To clearly compare the performance of our method with the traditional PI control strategy, the root mean square error (RSME) was defined to examine the control performance as follows:

$$RSME = \sqrt {{{\sum\limits_{k = 1}^{N} {\left\| {e(k)} \right\|^{2} } } \mathord{\left/ {\vphantom {{\sum\limits_{k = 1}^{N} {\left\| {e(k)} \right\|^{2} } } N}} \right. \kern-0pt} N}}$$
(19)

where N was the size of error vector and e(k) was the tracking error.

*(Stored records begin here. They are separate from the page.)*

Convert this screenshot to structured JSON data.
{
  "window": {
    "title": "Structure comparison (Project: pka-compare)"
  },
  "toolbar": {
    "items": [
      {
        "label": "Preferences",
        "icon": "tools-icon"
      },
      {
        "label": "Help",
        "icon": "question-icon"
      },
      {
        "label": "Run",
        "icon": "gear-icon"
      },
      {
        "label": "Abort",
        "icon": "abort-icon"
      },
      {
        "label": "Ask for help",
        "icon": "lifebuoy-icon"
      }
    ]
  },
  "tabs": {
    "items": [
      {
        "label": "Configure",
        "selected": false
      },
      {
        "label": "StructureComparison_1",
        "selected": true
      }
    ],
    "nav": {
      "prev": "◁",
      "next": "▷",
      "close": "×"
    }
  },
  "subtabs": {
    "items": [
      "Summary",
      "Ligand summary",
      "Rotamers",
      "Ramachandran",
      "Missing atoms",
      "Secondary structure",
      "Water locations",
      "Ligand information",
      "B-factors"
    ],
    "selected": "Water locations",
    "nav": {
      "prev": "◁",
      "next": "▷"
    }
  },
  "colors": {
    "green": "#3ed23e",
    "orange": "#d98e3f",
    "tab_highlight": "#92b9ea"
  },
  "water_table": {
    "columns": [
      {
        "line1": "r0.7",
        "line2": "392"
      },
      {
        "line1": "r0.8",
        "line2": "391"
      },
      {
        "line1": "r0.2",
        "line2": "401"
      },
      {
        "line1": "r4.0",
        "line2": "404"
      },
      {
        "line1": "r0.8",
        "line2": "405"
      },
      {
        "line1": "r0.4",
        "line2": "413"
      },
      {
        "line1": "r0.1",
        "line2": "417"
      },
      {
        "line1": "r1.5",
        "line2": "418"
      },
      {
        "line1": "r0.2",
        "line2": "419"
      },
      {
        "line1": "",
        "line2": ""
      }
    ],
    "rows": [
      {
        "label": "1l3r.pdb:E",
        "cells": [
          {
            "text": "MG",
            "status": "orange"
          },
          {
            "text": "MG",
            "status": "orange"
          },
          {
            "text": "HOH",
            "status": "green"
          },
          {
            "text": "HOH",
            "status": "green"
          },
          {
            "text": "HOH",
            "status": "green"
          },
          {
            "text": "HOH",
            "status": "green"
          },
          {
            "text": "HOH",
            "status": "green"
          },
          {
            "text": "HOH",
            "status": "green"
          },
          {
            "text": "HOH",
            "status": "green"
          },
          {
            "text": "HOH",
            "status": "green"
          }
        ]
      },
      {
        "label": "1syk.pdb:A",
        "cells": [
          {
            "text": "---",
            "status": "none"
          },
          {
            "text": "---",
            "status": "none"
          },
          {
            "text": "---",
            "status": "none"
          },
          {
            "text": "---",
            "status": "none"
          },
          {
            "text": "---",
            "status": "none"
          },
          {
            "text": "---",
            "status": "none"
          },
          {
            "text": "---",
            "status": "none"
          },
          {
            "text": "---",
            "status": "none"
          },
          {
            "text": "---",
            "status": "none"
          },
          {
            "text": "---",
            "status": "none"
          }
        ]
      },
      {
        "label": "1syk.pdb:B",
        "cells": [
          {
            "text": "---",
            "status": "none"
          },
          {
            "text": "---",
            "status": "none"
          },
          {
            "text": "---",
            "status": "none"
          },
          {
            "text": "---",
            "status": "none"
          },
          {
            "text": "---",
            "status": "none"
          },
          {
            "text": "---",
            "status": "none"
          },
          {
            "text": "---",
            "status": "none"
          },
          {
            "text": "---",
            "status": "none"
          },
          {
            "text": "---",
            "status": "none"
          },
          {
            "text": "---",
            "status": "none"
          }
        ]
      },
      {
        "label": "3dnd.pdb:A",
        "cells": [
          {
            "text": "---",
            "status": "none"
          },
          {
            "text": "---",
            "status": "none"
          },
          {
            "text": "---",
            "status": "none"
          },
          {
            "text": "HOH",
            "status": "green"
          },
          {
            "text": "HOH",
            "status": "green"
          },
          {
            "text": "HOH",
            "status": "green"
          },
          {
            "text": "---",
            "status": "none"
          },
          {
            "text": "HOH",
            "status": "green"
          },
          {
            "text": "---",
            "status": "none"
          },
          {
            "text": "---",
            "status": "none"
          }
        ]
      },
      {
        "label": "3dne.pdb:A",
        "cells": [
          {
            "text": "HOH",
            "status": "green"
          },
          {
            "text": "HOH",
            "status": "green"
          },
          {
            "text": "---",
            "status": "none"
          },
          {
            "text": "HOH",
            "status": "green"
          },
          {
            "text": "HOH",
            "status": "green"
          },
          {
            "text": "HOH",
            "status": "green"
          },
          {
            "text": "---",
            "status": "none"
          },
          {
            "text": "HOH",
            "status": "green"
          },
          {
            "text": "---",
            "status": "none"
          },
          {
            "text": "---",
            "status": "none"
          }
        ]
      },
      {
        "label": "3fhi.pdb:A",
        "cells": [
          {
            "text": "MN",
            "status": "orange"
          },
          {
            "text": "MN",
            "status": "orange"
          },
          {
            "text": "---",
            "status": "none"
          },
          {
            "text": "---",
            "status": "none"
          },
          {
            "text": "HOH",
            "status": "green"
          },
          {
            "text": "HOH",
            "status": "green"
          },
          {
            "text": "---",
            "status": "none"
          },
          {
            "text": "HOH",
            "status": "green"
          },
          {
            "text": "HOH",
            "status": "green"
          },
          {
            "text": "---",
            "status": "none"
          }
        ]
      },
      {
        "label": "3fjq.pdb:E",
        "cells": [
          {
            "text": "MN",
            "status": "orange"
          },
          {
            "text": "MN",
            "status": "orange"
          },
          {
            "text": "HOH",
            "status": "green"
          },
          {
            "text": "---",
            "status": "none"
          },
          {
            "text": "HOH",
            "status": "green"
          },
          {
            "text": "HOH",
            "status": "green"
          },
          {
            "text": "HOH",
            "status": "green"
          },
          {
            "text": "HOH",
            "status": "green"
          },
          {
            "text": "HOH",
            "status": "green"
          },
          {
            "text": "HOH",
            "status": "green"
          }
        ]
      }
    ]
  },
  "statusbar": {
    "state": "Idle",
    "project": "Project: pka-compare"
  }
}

The gait tracking errors were calculated, as shown in Fig. 15. The gait tracking errors of both the hip and the knee motors by our proposed method were smaller than the counterpart results from the general PI control strategy. It is worth noting that the tracking error on the hips was significantly reduced from ~ 83 to ~ 23. The knee was not improved significantly as the variation of the external load torque of hip was larger than that of the knee during motion. As shown in the Fig. 12a, the external load torque on the hip was large, but the variation in external load torque of knee was small (Fig. 12b). Therefore, the RSME improvement of the knee was less obvious than that of the hip.

Fig. 15
figure 15

RSME comparison between the traditional PI and proposed high bandwidth PI control strategy

5 Conclusions

Taken together, herein, we presented a multi-axis motor control system for the LLRE. The results showed that HDs reduced the transmission system and increased the torque output. To reduce the weight of the adjustable mechanism, lightweight aluminum alloy did decrease the LLRE weight and supported the wearer without significant deformation. The whole-system development of the multi-axis slave motor controller system, master controller and LLRE were assembled and tested in terms of gait trajectory and response. The high bandwidth speed controller and the external load torque observer were designed in the slave motor controllers. After the simulated and experimental verification, the response frequency of the hips reached 115 Hz, and the response frequency of the knees reached 158 Hz. The correctness of this external load torque estimation method was validated and used in the compensation of the system. The master controller input walking gait commands to the slave motor controllers, and the gait tracking were further analyzed. The experimental results showed that our proposed high-bandwidth PI control strategy drastically reduced the speed error for the hips. The RSME of the hip’s tracking error was significantly decreased by 74%. The development of this LLRE with a master controller/the slave motor controllers strategy through CAN protocol shows potential for the medical-assistive application.